Thursday, 21 February, 2019

US Treasury says China does not manipulate its currency

US Treasury says China does not manipulate its currency US Treasury says China does not manipulate its currency
Nellie Chapman | 21 April, 2017, 19:54

US President Donald Trump and Chinese President Xi Jinping shake hands during a dinner at Mar-a-Lago, Thursday, April 6, 2017, in Palm Beach, Fla.

U.S. Treasury Department on Friday declared that no major trading partner of the U.S., including China, met the standard of manipulating its currency, while six economies were listed on its Monitoring List as their foreign exchange polices bear close monitoring. The reversal by the Treasury department was one of the nearly half-a-dozen instances when Donald Trump or his administration have gone back on his poll campaign promises. But this week he said North Atlantic Treaty Organisation was no longer obsolete.

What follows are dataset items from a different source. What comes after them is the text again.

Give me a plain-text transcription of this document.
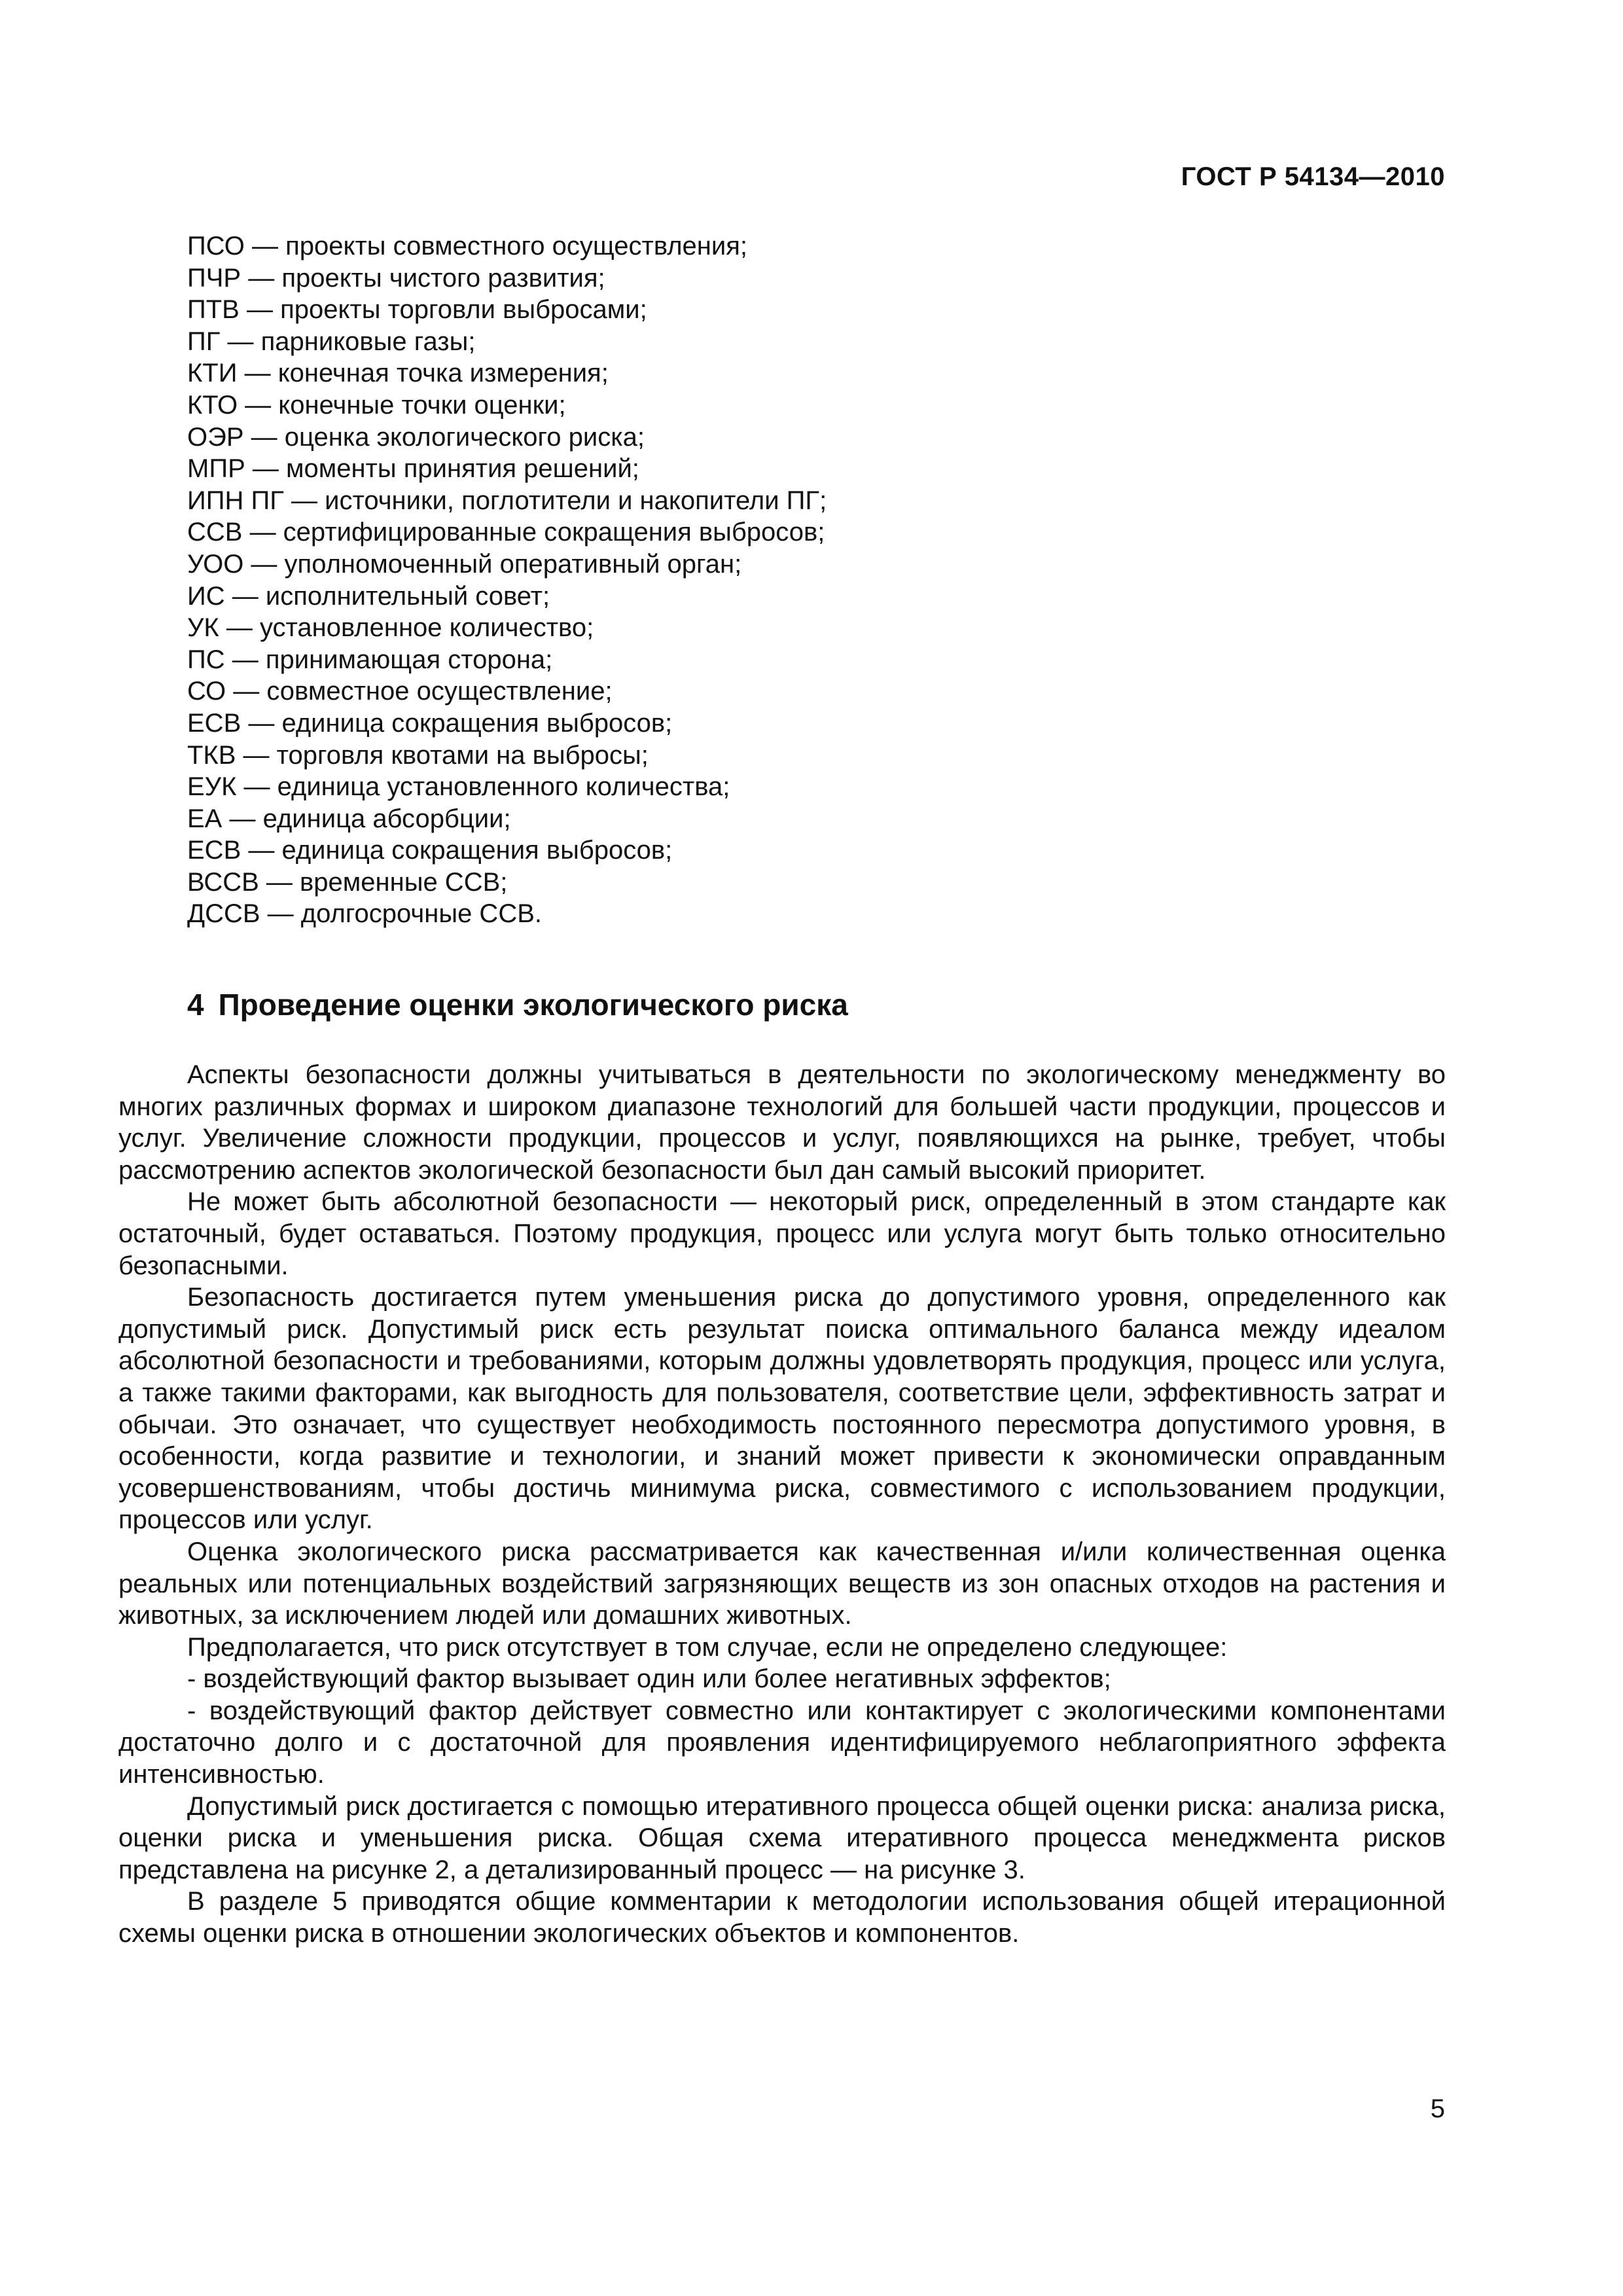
ГОСТ Р 54134—2010
ПСО — проекты совместного осуществления;
ПЧР — проекты чистого развития;
ПТВ — проекты торговли выбросами;
ПГ — парниковые газы;
КТИ — конечная точка измерения;
КТО — конечные точки оценки;
ОЭР — оценка экологического риска;
МПР — моменты принятия решений;
ИПН ПГ — источники, поглотители и накопители ПГ;
ССВ — сертифицированные сокращения выбросов;
УОО — уполномоченный оперативный орган;
ИС — исполнительный совет;
УК — установленное количество;
ПС — принимающая сторона;
СО — совместное осуществление;
ЕСВ — единица сокращения выбросов;
ТКВ — торговля квотами на выбросы;
ЕУК — единица установленного количества;
ЕА — единица абсорбции;
ЕСВ — единица сокращения выбросов;
ВССВ — временные ССВ;
ДССВ — долгосрочные ССВ.
4 Проведение оценки экологического риска

Аспекты безопасности должны учитываться в деятельности по экологическому менеджменту во многих различных формах и широком диапазоне технологий для большей части продукции, процессов и услуг. Увеличение сложности продукции, процессов и услуг, появляющихся на рынке, требует, чтобы рассмотрению аспектов экологической безопасности был дан самый высокий приоритет.

Не может быть абсолютной безопасности — некоторый риск, определенный в этом стандарте как остаточный, будет оставаться. Поэтому продукция, процесс или услуга могут быть только относительно безопасными.

Безопасность достигается путем уменьшения риска до допустимого уровня, определенного как допустимый риск. Допустимый риск есть результат поиска оптимального баланса между идеалом абсолютной безопасности и требованиями, которым должны удовлетворять продукция, процесс или услуга, а также такими факторами, как выгодность для пользователя, соответствие цели, эффективность затрат и обычаи. Это означает, что существует необходимость постоянного пересмотра допустимого уровня, в особенности, когда развитие и технологии, и знаний может привести к экономически оправданным усовершенствованиям, чтобы достичь минимума риска, совместимого с использованием продукции, процессов или услуг.

Оценка экологического риска рассматривается как качественная и/или количественная оценка реальных или потенциальных воздействий загрязняющих веществ из зон опасных отходов на растения и животных, за исключением людей или домашних животных.

Предполагается, что риск отсутствует в том случае, если не определено следующее:

- воздействующий фактор вызывает один или более негативных эффектов;

- воздействующий фактор действует совместно или контактирует с экологическими компонентами достаточно долго и с достаточной для проявления идентифицируемого неблагоприятного эффекта интенсивностью.

Допустимый риск достигается с помощью итеративного процесса общей оценки риска: анализа риска, оценки риска и уменьшения риска. Общая схема итеративного процесса менеджмента рисков представлена на рисунке 2, а детализированный процесс — на рисунке 3.

В разделе 5 приводятся общие комментарии к методологии использования общей итерационной схемы оценки риска в отношении экологических объектов и компонентов.

5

He referred to the USA bombing of a Syrian air base on April 7 to punish the Bashar al-Assad regime for a suspected use of chemical weapons.

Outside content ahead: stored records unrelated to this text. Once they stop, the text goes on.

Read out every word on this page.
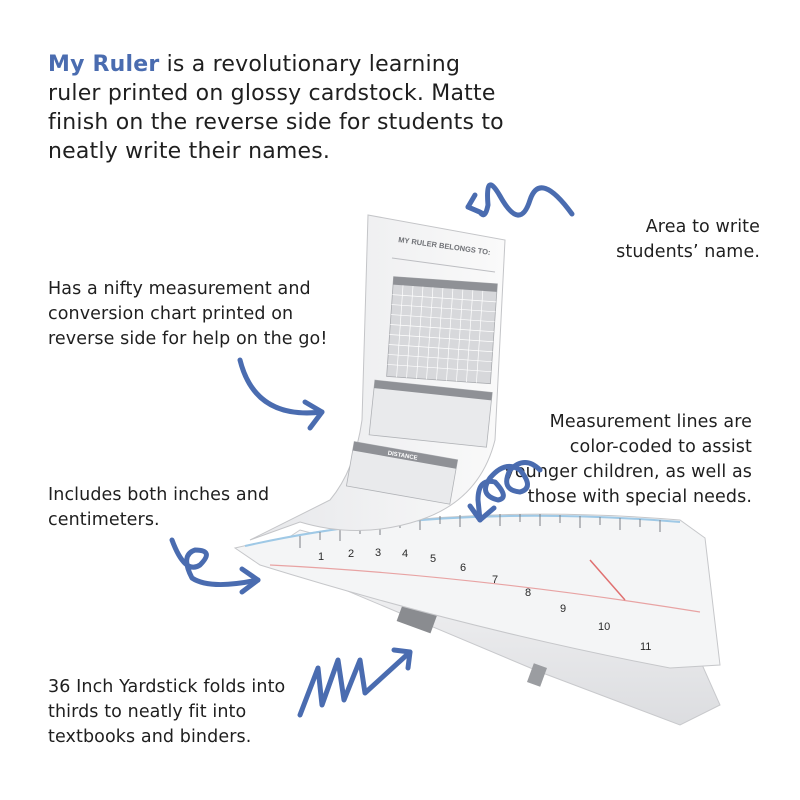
My Ruler is a revolutionary learning ruler printed on glossy cardstock. Matte finish on the reverse side for students to neatly write their names.
Area to write students’ name.
Has a nifty measurement and conversion chart printed on reverse side for help on the go!
Measurement lines are color-coded to assist younger children, as well as those with special needs.
Includes both inches and centimeters.
36 Inch Yardstick folds into thirds to neatly fit into textbooks and binders.
1 2 3 4 5
6
7
8
9
10
11
MY RULER BELONGS TO:
DISTANCE
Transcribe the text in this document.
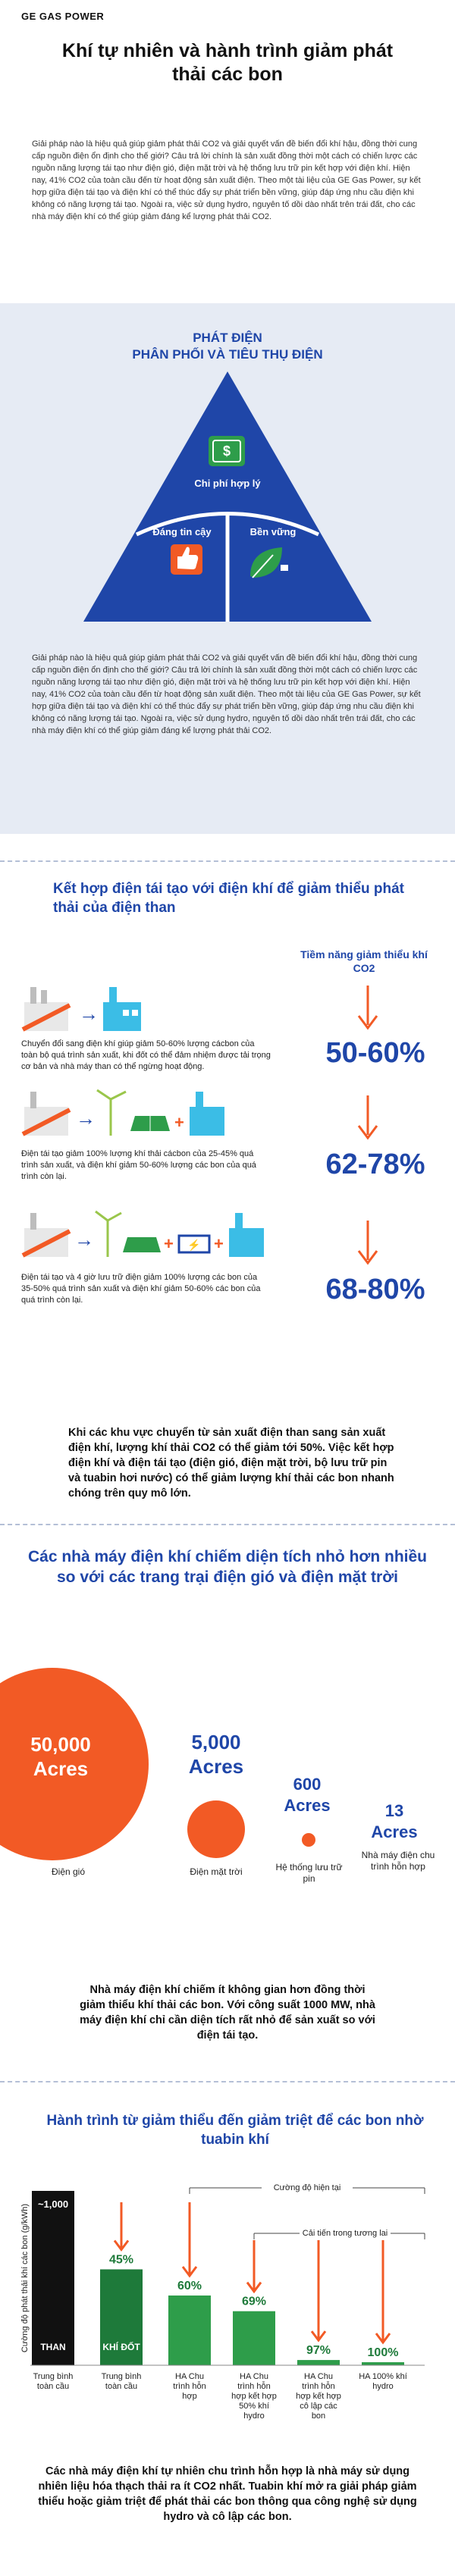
GE GAS POWER
Khí tự nhiên và hành trình giảm phát thải các bon
Giải pháp nào là hiệu quả giúp giảm phát thải CO2 và giải quyết vấn đề biến đổi khí hậu, đồng thời cung cấp nguồn điện ổn định cho thế giới? Câu trả lời chính là sản xuất đồng thời một cách có chiến lược các nguồn năng lượng tái tạo như điện gió, điện mặt trời và hệ thống lưu trữ pin kết hợp với điện khí. Hiện nay, 41% CO2 của toàn cầu đến từ hoạt động sản xuất điện. Theo một tài liệu của GE Gas Power, sự kết hợp giữa điện tái tạo và điện khí có thể thúc đẩy sự phát triển bền vững, giúp đáp ứng nhu cầu điện khi không có năng lượng tái tạo. Ngoài ra, việc sử dụng hydro, nguyên tố dồi dào nhất trên trái đất, cho các nhà máy điện khí có thể giúp giảm đáng kể lượng phát thải CO2.
PHÁT ĐIỆN
PHÂN PHỐI VÀ TIÊU THỤ ĐIỆN
$
Chi phí hợp lý
Đáng tin cậy	Bền vững
Giải pháp nào là hiệu quả giúp giảm phát thải CO2 và giải quyết vấn đề biến đổi khí hậu, đồng thời cung cấp nguồn điện ổn định cho thế giới? Câu trả lời chính là sản xuất đồng thời một cách có chiến lược các nguồn năng lượng tái tạo như điện gió, điện mặt trời và hệ thống lưu trữ pin kết hợp với điện khí. Hiện nay, 41% CO2 của toàn cầu đến từ hoạt động sản xuất điện. Theo một tài liệu của GE Gas Power, sự kết hợp giữa điện tái tạo và điện khí có thể thúc đẩy sự phát triển bền vững, giúp đáp ứng nhu cầu điện khi không có năng lượng tái tạo. Ngoài ra, việc sử dụng hydro, nguyên tố dồi dào nhất trên trái đất, cho các nhà máy điện khí có thể giúp giảm đáng kể lượng phát thải CO2.
Kết hợp điện tái tạo với điện khí để giảm thiểu phát thải của điện than
Tiềm năng giảm thiểu khí CO2
→
Chuyển đổi sang điện khí giúp giảm 50-60% lượng cácbon của toàn bộ quá trình sản xuất, khi đốt có thể đảm nhiệm được tải trọng cơ bản và nhà máy than có thể ngừng hoạt động.	50-60%
→	+
Điện tái tạo giảm 100% lượng khí thải cácbon của 25-45% quá trình sản xuất, và điện khí giảm 50-60% lượng các bon của quá trình còn lại.	62-78%
→	+ ⚡ +
Điện tái tạo và 4 giờ lưu trữ điện giảm 100% lượng các bon của 35-50% quá trình sản xuất và điện khí giảm 50-60% các bon của quá trình còn lại.	68-80%
Khi các khu vực chuyển từ sản xuất điện than sang sản xuất điện khí, lượng khí thải CO2 có thể giảm tới 50%. Việc kết hợp điện khí và điện tái tạo (điện gió, điện mặt trời, bộ lưu trữ pin và tuabin hơi nước) có thể giảm lượng khí thải các bon nhanh chóng trên quy mô lớn.
Các nhà máy điện khí chiếm diện tích nhỏ hơn nhiều so với các trang trại điện gió và điện mặt trời
50,000
Acres
Điện gió
5,000
Acres
Điện mặt trời
600
Acres
Hệ thống lưu trữ pin
13
Acres
Nhà máy điện chu trình hỗn hợp
Nhà máy điện khí chiếm ít không gian hơn đồng thời giảm thiểu khí thải các bon. Với công suất 1000 MW, nhà máy điện khí chỉ cần diện tích rất nhỏ để sản xuất so với điện tái tạo.
Hành trình từ giảm thiểu đến giảm triệt để các bon nhờ tuabin khí
Cường độ phát thải khí các bon (g/kWh)
Cường độ hiện tại
Cải tiến trong tương lai
THAN
~1,000
Trung bình
toàn cầu
KHÍ ĐỐT
45%
Trung bình
toàn cầu
60%
HA Chu
trình hỗn
hợp
69%
HA Chu
trình hỗn
hợp kết hợp
50% khí
hydro
97%
HA Chu
trình hỗn
hợp kết hợp
cô lập các
bon
100%
HA 100% khí
hydro
Các nhà máy điện khí tự nhiên chu trình hỗn hợp là nhà máy sử dụng nhiên liệu hóa thạch thải ra ít CO2 nhất. Tuabin khí mở ra giải pháp giảm thiểu hoặc giảm triệt để phát thải các bon thông qua công nghệ sử dụng hydro và cô lập các bon.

The last report released in October found that six countries - China, Japan, Korea, Germany, Taiwan and Switzerland - met two of the three criteria.

No major trading partner of the USA was named a currency manipulator in a latest Treasury report on the foreign exchange policies of these countries, though a list including six countries whose polices were deemed to require close monitoring was left unchanged.

Trump has softened his rhetoric against China's trade practices as Beijing has intervened in foreign exchange markets to prop up the value of its yuan, and as he looks to China for help dealing with rising tension on the Korean peninsula.

"The US can not and will not bear the burden of an worldwide trading system that unfairly disadvantages our exports and unfairly advantages the exports of our trading partners through artificially distorted exchange rates", it said. "The fact that that has been going on for so long is emblematic of the imbalance in the way we negotiate and deal with each other", said James McGregor, Chairman of APCO Worldwide in Greater China.China has purchased hardly any American beef since it conditionally lifted an import ban a year ago that was imposed in 2003 due to a case of mad cow disease in Washington state.Despite initial media reports suggesting Xi may have offered access for U.S. beef as a concession to stave off rising trade tensions, China's Premier Li Keqiang this week appeared to link progress on the issue to U.S. restrictions on imports of some Chinese poultry products for food safety reasons."China is willing to import market-competitive U.S. beef that meets quality and health standards", Li told a U.S. Congressional delegation in Beijing on Monday, according to the state-run Beijing News.

The Opposition Democratic party leaders slammed Trump Administration for going back on its poll promise. Economists say the USA currency could rise further as the Federal Reserve raises interest rates.

"China now has an extremely large and persistent bilateral trade surplus with the United States, which underscores the need for further opening of the Chinese economy to American goods and services, " as well as quicker reforms to boost household consumption, according to the Treasury report.

Designating a country as a currency manipulator doesn't immediately trigger any penalties, but it is seen by other governments as a provocation.

The decision not to name China a currency manipulator has marked one of the sharpest major reversals of Trump's young presidency.

The president also has a developing perspective on North Korea.

Even though China has not moved to keep its currency weak in recent years, the country "has a long track record of engaging in persistent, large-scale, one-way foreign exchange intervention, doing so for roughly a decade", the report said. It said it will scrutinise China's trade and currency practices very closely, especially in light of the extremely sizable bilateral trade surplus that China has with the US.

Now, China needed to show that its lack of intervention in the currency markets "to resist appreciation" over the past three years was a "durable" policy by allowing the yuan to strengthen "once appreciation pressures resume", the Treasury said.